A study conducted by researchers at the Harvard School of Public Health noted when workers are mentally strained their work is greatly affected, as well as their well-being. For example, in addition to having a higher rate of physical injuries than other industry professionals, construction workers who sustain injuries are also 45 percent more likely to be diagnosed with depression than workers who do not incur injuries. This depression can then get in the way when these workers return to the job, putting themselves and others at risk.
According to the study: "Mental distress is often characterized by cognitive impairment, such as concentration and memory problems, and can thus act as a mediator between safety attitudes and injuries. Distracted workers tend to pay less attention to safety practices, which increases the risk of accidents and injuries."
"Taking regular breaks gives the mind a rest and improves overall efficiency."
Breaks instill efficient attitudes
The mind is a muscle, and like all muscles, it can easily become strained.
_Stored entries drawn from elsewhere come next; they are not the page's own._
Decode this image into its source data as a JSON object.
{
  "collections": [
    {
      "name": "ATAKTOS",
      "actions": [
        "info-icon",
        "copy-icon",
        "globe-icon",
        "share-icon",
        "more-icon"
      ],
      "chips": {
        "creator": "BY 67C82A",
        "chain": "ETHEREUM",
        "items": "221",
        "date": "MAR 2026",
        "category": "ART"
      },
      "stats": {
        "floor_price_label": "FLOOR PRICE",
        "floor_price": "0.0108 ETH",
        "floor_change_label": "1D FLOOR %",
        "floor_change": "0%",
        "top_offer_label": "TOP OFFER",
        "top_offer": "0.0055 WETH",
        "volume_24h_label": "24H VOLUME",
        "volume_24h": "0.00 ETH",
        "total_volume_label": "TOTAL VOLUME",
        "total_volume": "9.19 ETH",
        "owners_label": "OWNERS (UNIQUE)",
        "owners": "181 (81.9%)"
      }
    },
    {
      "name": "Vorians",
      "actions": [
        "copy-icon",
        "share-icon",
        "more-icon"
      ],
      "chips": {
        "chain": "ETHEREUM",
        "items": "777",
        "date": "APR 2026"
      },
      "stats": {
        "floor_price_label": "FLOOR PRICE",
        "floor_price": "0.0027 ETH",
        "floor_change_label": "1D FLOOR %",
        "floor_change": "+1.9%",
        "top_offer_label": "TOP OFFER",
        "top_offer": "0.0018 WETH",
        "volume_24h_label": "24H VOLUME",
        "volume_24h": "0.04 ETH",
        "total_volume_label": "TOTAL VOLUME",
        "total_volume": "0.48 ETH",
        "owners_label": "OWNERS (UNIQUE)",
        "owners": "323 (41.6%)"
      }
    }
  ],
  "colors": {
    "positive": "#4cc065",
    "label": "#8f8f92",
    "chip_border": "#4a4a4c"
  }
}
Also like other muscles, once strain occurs it requires rest to get back to its proper functionality. Breaks are hugely important for any job, but especially when there is heavy equipment and reliance on each other to be safe.
According to Fast Company, workers with the highest productivity don't work longer hours than others, but actually took regular breaks throughout the day. By giving their minds a rest, they were able to return to the job after each break and work more efficiently. While the source is considering workers in the private business sector, the evidence regarding the mind's ability to be energized is a human condition, not an industry-specific one. A more productive brain is one that is well-rested. And when it comes to operating equipment, handling heavy loads and being responsible for the safety of fellow workers, the highest functioning minds and bodies should be the goal at the beginning of each day.
Food is fuel
The last piece to the recipe is eating the proper foods. Getting doughnuts every morning because they are fast is not the way to go. A body burns through sugar quickly, leaving workers depleted throughout the day. According to Vital Health Zone, construction workers need to consume carbohydrates, protein and fats in correct ratios to have energy throughout the day. This applies to physical energy as much as mental.
Eating eggs, nuts, yogurt or avocados every morning is how workers should start the day. By getting off to a good start, the body will be fueled and ready to go. Additionally, it will begin to crave these full foods as the day goes on and will start to shy away from empty calories.
Construction workers need to take care of their health for their own good and the betterment of the team. In a time when eating on the go is easy and breaks are considered inefficient, construction workers need to take a step back, slow down and make sure they are treating their bodies and minds correctly.